Otras medidas de presión

Precisamente, los países miembros del SICA, incluyendo a los miembros observadores, Panamá, República Dominicana y Belice, emitieron una declaración de condena al Golpe de Estado perpetrado contra Zelaya Rosales la madrugada del domingo 28 de junio. Adicionalmente, establecen una serie de medidas de presión para que el depuesto mandatario sea restituido en el cargo.

Entre las medidas se cuentan “llamar a consulta, de forma inmediata, a los embajadores miembros del SICA, acreditados ante el gobierno de Honduras; e instruir a los directores de los países del SICA ante el Banco Centroamericano de Integración Económica, BCIE, suspender de forma inmediata todos los préstamos y desembolsos a Honduras”.

En el documento, respaldado de manera unánime, también se ordena la suspensión inmediata de “todo tipo de reuniones de carácter político, económico, financiero, cultural, deportivo, turístico y de cooperación con el gobierno golpista de Honduras”.

Los presidentes regionales también llaman a “vedar la participación de todo representante que no sea acreditado por el presidente Manuel Zelaya, de Honduras, en las distintas reuniones del SICA”.

Respaldo a resolución de OEA

Los mandatarios centroamericanos decidieron “apoyar plenamente la resolución de la Organización de Estados Americanos, OEA, sobre la situación actual de Honduras del 28 de junio de 2009, para reactivar el restablecimiento del orden constitucional y solicitar una reunión de urgencia del Consejo de Seguridad de Naciones Unidas, para que emita una resolución condenatoria y adopte las medidas coercitivas que correspondan”.

El SICA solicitó al Presidente de la Asamblea General de la ONU, “la incorporación de un tema que se denomine ‘La situación política en Honduras’, que conlleve a una resolución condenatoria de la Asamblea General”.
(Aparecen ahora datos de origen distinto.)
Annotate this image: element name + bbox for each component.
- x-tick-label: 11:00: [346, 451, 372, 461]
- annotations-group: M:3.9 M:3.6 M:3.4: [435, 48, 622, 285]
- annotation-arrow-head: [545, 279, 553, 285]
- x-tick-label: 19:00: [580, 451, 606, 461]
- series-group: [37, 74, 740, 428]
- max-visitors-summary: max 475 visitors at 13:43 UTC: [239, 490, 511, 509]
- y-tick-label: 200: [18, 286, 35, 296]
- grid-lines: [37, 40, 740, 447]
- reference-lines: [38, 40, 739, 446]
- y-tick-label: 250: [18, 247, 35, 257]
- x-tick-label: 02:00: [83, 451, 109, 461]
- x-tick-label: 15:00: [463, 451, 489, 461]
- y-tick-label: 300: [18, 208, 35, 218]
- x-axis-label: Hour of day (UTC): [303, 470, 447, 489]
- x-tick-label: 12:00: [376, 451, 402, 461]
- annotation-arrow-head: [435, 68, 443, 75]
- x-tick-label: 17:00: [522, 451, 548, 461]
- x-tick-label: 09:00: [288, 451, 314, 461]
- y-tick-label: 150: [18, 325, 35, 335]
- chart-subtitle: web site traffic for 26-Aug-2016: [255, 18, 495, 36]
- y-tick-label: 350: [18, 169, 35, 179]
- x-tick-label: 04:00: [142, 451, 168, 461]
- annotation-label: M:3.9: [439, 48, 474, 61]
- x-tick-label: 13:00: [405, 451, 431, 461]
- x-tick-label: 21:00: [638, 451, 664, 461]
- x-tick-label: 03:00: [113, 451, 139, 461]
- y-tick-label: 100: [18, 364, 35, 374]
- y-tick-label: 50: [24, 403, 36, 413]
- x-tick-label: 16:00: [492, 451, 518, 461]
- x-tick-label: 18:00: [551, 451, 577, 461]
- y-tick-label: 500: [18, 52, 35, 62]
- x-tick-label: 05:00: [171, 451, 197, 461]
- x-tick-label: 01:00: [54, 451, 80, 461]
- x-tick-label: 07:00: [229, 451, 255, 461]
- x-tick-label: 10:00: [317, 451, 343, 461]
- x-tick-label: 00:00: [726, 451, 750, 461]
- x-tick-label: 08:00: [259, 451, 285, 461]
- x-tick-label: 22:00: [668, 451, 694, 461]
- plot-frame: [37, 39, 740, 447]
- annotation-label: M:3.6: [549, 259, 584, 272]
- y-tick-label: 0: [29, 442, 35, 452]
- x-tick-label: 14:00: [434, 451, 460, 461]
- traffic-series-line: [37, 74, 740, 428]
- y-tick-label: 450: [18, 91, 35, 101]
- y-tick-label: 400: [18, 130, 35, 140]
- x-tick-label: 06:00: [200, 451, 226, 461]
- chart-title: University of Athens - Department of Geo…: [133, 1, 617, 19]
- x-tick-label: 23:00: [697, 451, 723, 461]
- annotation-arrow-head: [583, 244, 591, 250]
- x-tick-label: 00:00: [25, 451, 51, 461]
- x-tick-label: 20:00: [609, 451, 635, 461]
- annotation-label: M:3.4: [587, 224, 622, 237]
El punto siete de la Declaración establece que “si no es restablecido el orden constitucional, los países del SICA tomarán escalonadamente las medidas necesarias, incluyendo las relacionadas con el comercio intrarregional, en contra del gobierno de facto de Honduras, hasta que sea restituido el presidente José Manuel Zelaya en sus funciones presidenciales y se restablezca la normalidad institucional”.

Finalmente, los presidentes del SICA resolvieron “declarar que no se reconocerá ningún gobierno que surja de esta ruptura constitucional; y, además, mantener un contacto permanente, en particular a través del Grupo de Río, para evaluar la evolución de la situación y las medidas que más adelante se juzgue necesario adoptar para lograr el restablecimiento pleno de la normalidad democrática”.